Pundits, like the Spectator’s Scottish editor Alex Massie, rubbish the idea of negotiations between the Ukrainian and Russia governments – even as they are in session – arguing that there is nothing to negotiate. These armchair generals and diplomats are more interested in looking tough from the safety of their Twitter accounts than ending the attack on Ukrainian towns and cities.

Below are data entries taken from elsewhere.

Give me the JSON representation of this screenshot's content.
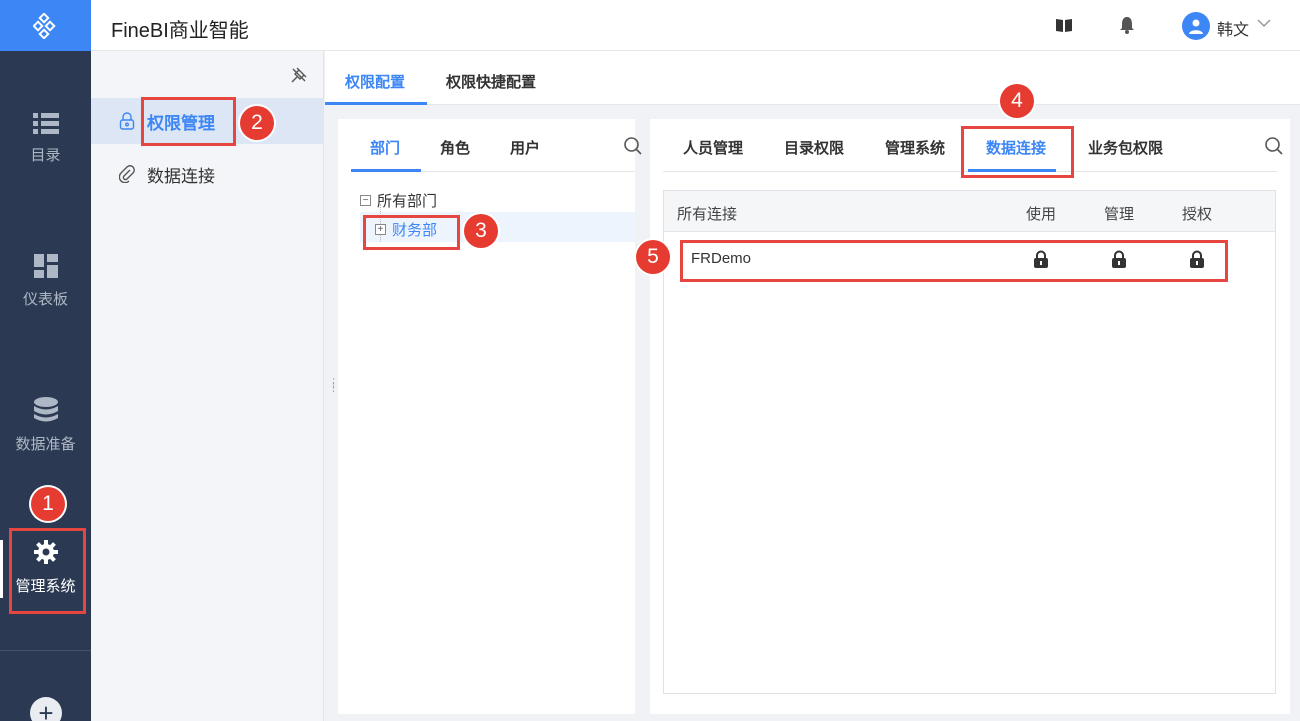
{
  "app": {
    "title": "FineBI商业智能"
  },
  "user": {
    "name": "韩文"
  },
  "leftnav": {
    "items": [
      {
        "label": "目录",
        "icon": "list-icon"
      },
      {
        "label": "仪表板",
        "icon": "dashboard-icon"
      },
      {
        "label": "数据准备",
        "icon": "database-icon"
      },
      {
        "label": "管理系统",
        "icon": "gear-icon",
        "active": true
      }
    ]
  },
  "subnav": {
    "items": [
      {
        "label": "权限管理",
        "icon": "lock-icon",
        "active": true
      },
      {
        "label": "数据连接",
        "icon": "paperclip-icon"
      }
    ]
  },
  "toptabs": [
    {
      "label": "权限配置",
      "active": true
    },
    {
      "label": "权限快捷配置"
    }
  ],
  "left_tabs": [
    {
      "label": "部门",
      "active": true
    },
    {
      "label": "角色"
    },
    {
      "label": "用户"
    }
  ],
  "tree": {
    "root": "所有部门",
    "children": [
      {
        "label": "财务部"
      }
    ]
  },
  "right_tabs": [
    {
      "label": "人员管理"
    },
    {
      "label": "目录权限"
    },
    {
      "label": "管理系统"
    },
    {
      "label": "数据连接",
      "active": true
    },
    {
      "label": "业务包权限"
    }
  ],
  "table": {
    "headers": [
      "所有连接",
      "使用",
      "管理",
      "授权"
    ],
    "rows": [
      {
        "name": "FRDemo",
        "use": "locked",
        "manage": "locked",
        "grant": "locked"
      }
    ]
  },
  "annotations": [
    "1",
    "2",
    "3",
    "4",
    "5"
  ],
  "colors": {
    "accent": "#3d86f5",
    "nav_bg": "#2b3a52",
    "highlight": "#e64540"
  }
}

Bad history is in vogue, providing the thinnest intellectual support to these arguments. Articles across the media are full of claims of fascism and appeasement. The fantasy role-playing of Munich and World War 2 can be found everywhere. In Scotland, the National newspaper publish an exemplar from Gerry Hassan, who wrote that the Russian invasion:

“…comes after years of Western misjudgment and appeasement of Putin. It follows Russian aggression in Chechnya, Abkhazia and South Ossetia in Georgia in 2008, the annexation of Crimea and invasion of Donbass region of the Ukraine in 2014, leading to full-scale invasion last week.

“How often do we have to learn the same lessons? The need to stand up to dictators and bullies; to oppose fascism; to not collude and connive with its platforms and propaganda; and to demonstrate solidarity with democracy, especially with a democracy under attack.”

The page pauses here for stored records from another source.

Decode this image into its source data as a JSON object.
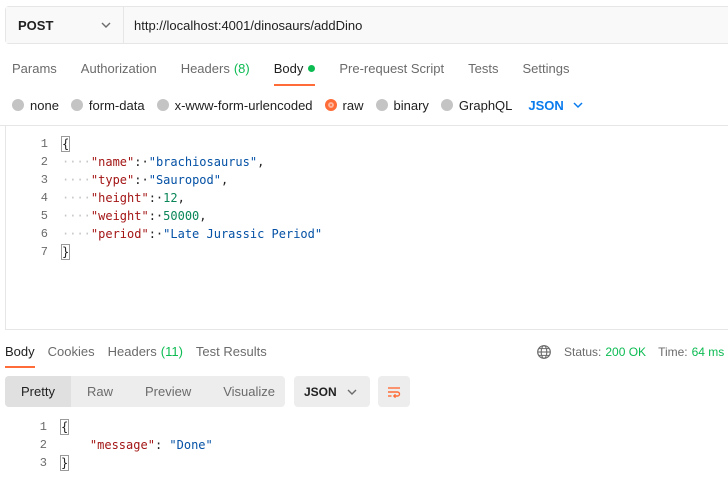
{
  "request": {
    "method": "POST",
    "url": "http://localhost:4001/dinosaurs/addDino"
  },
  "request_tabs": [
    {
      "label": "Params",
      "count": "",
      "active": false
    },
    {
      "label": "Authorization",
      "count": "",
      "active": false
    },
    {
      "label": "Headers",
      "count": "(8)",
      "active": false
    },
    {
      "label": "Body",
      "count": "",
      "active": true
    },
    {
      "label": "Pre-request Script",
      "count": "",
      "active": false
    },
    {
      "label": "Tests",
      "count": "",
      "active": false
    },
    {
      "label": "Settings",
      "count": "",
      "active": false
    }
  ],
  "body_types": [
    {
      "label": "none",
      "checked": false
    },
    {
      "label": "form-data",
      "checked": false
    },
    {
      "label": "x-www-form-urlencoded",
      "checked": false
    },
    {
      "label": "raw",
      "checked": true
    },
    {
      "label": "binary",
      "checked": false
    },
    {
      "label": "GraphQL",
      "checked": false
    }
  ],
  "body_format": "JSON",
  "request_body_lines": [
    {
      "n": "1",
      "text": "{"
    },
    {
      "n": "2",
      "key": "\"name\"",
      "value": "\"brachiosaurus\"",
      "value_type": "str",
      "comma": true
    },
    {
      "n": "3",
      "key": "\"type\"",
      "value": "\"Sauropod\"",
      "value_type": "str",
      "comma": true
    },
    {
      "n": "4",
      "key": "\"height\"",
      "value": "12",
      "value_type": "num",
      "comma": true
    },
    {
      "n": "5",
      "key": "\"weight\"",
      "value": "50000",
      "value_type": "num",
      "comma": true
    },
    {
      "n": "6",
      "key": "\"period\"",
      "value": "\"Late Jurassic Period\"",
      "value_type": "str",
      "comma": false
    },
    {
      "n": "7",
      "text": "}"
    }
  ],
  "response_tabs": [
    {
      "label": "Body",
      "count": "",
      "active": true
    },
    {
      "label": "Cookies",
      "count": "",
      "active": false
    },
    {
      "label": "Headers",
      "count": "(11)",
      "active": false
    },
    {
      "label": "Test Results",
      "count": "",
      "active": false
    }
  ],
  "response_status": {
    "status_label": "Status:",
    "status_value": "200 OK",
    "time_label": "Time:",
    "time_value": "64 ms"
  },
  "response_views": [
    "Pretty",
    "Raw",
    "Preview",
    "Visualize"
  ],
  "response_format": "JSON",
  "response_body_lines": [
    {
      "n": "1",
      "text": "{"
    },
    {
      "n": "2",
      "key": "\"message\"",
      "value": "\"Done\"",
      "value_type": "str",
      "comma": false
    },
    {
      "n": "3",
      "text": "}"
    }
  ],
  "colors": {
    "accent": "#ff6c37",
    "success": "#0cbb52",
    "link": "#097bed"
  }
}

The Russian invasion of Ukraine is a horrifying spectacle. But Russia is not a Third-Reich: an expansionist power bent on European domination through successive invasions.

We can see now the purpose behind determination to exclude any discussion of the Nato military alliance from the context of this war. It is to deny that we are witnessing war as a product of international competition between states.

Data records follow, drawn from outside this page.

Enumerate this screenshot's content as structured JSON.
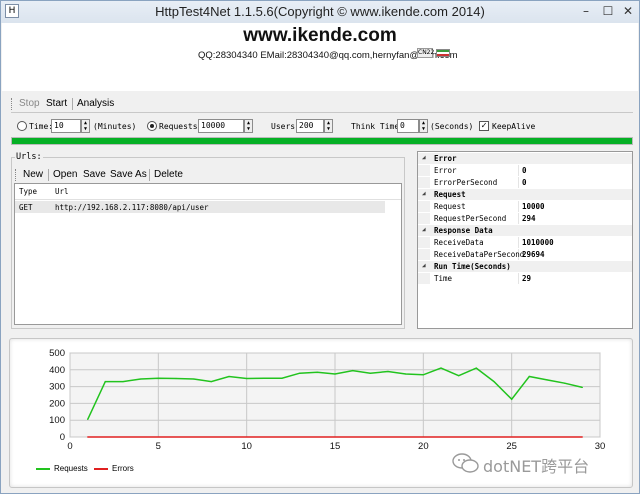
{
  "window": {
    "title": "HttpTest4Net 1.1.5.6(Copyright © www.ikende.com  2014)",
    "app_icon": "H",
    "controls": {
      "minimize": "–",
      "maximize": "☐",
      "close": "✕"
    }
  },
  "header": {
    "brand": "www.ikende.com",
    "contact": "QQ:28304340 EMail:28304340@qq.com,hernyfan@msn.com",
    "language": "CN22"
  },
  "toolbar": {
    "stop": "Stop",
    "start": "Start",
    "analysis": "Analysis"
  },
  "options": {
    "time_label": "Time:",
    "time_value": "10",
    "time_unit": "(Minutes)",
    "time_selected": false,
    "requests_label": "Requests:",
    "requests_value": "10000",
    "requests_selected": true,
    "users_label": "Users:",
    "users_value": "200",
    "think_label": "Think Time:",
    "think_value": "0",
    "think_unit": "(Seconds)",
    "keepalive_label": "KeepAlive",
    "keepalive_checked": true
  },
  "progress": {
    "value": 1.0,
    "color": "#06b025"
  },
  "urls": {
    "legend": "Urls:",
    "toolbar": {
      "new": "New",
      "open": "Open",
      "save": "Save",
      "save_as": "Save As",
      "delete": "Delete"
    },
    "columns": [
      "Type",
      "Url"
    ],
    "rows": [
      {
        "type": "GET",
        "url": "http://192.168.2.117:8080/api/user"
      }
    ]
  },
  "properties": {
    "categories": [
      {
        "name": "Error",
        "items": [
          {
            "key": "Error",
            "value": "0"
          },
          {
            "key": "ErrorPerSecond",
            "value": "0"
          }
        ]
      },
      {
        "name": "Request",
        "items": [
          {
            "key": "Request",
            "value": "10000"
          },
          {
            "key": "RequestPerSecond",
            "value": "294"
          }
        ]
      },
      {
        "name": "Response Data",
        "items": [
          {
            "key": "ReceiveData",
            "value": "1010000"
          },
          {
            "key": "ReceiveDataPerSecond",
            "value": "29694"
          }
        ]
      },
      {
        "name": "Run Time(Seconds)",
        "items": [
          {
            "key": "Time",
            "value": "29"
          }
        ]
      }
    ]
  },
  "chart_data": {
    "type": "line",
    "x_ticks": [
      0,
      5,
      10,
      15,
      20,
      25,
      30
    ],
    "y_ticks": [
      0,
      100,
      200,
      300,
      400,
      500
    ],
    "xlim": [
      0,
      30
    ],
    "ylim": [
      0,
      500
    ],
    "grid": true,
    "legend_placement": "bottom-left",
    "series": [
      {
        "name": "Requests",
        "color": "#22c31e",
        "x": [
          1,
          2,
          3,
          4,
          5,
          6,
          7,
          8,
          9,
          10,
          11,
          12,
          13,
          14,
          15,
          16,
          17,
          18,
          19,
          20,
          21,
          22,
          23,
          24,
          25,
          26,
          27,
          28,
          29
        ],
        "y": [
          105,
          330,
          330,
          345,
          350,
          348,
          345,
          330,
          360,
          348,
          350,
          350,
          380,
          385,
          375,
          395,
          380,
          390,
          375,
          370,
          410,
          365,
          410,
          330,
          225,
          360,
          340,
          320,
          295
        ]
      },
      {
        "name": "Errors",
        "color": "#e02020",
        "x": [
          1,
          29
        ],
        "y": [
          0,
          0
        ]
      }
    ]
  },
  "watermark": {
    "text": "dotNET跨平台"
  }
}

Rather than see a Russian state acting from a position of global weakness but regional strength to shore-up its position against an encroaching western sphere of influence, we are to imagine a ‘Hitler’, whose actions relate solely to megalomania and evil (this wasn’t even true of Hitler’s wars, which whilst certainly deranged by his world view, largely reflected traditional German military pre-occupations).

It is only the general public who are expected to accept this narrow interpretation. Policy makers in the establishment have long understood that Nato’s expansion eastward threatened conflict, and debate has focused on how to pursue Nato interests without it back-firing.

In 2014, at the beginning of the war in Ukraine, no less a figure of the Atlantic establishment than Henry Kessinger was prepared to accept the obviously mutual responsibility for the worsening situation in eastern Europe:

“A wise U.S. policy toward Ukraine would seek a way for the two parts of the country to cooperate with each other. We should seek reconciliation, not the domination of a faction.

“Russia and the West, and least of all the various factions in Ukraine, have not acted on this principle. Each has made the situation worse. Russia would not be able to impose a military solution without isolating itself at a time when many of its borders are already precarious. For the West, the demonization of Vladimir Putin is not a policy; it is an alibi for the absence of one.”

The reason why this council – which speaks to truths universally recognised among thinking people – is no longer acceptable is simple: the version of events we are being force-fed is propagandistic in character. It is about managing a population for escalation abroad and compliance at home.

And this is why calls for NFZs and other punitive measures are so dangerous: because this is only the beginning of a new situation in European and, likely, world diplomacy and conflict. Measures set aside by governments now can be revived later, having already enjoyed an airing in public. The demand now must be for a ceasefire and negotiations, with no escalation on Nato’s part.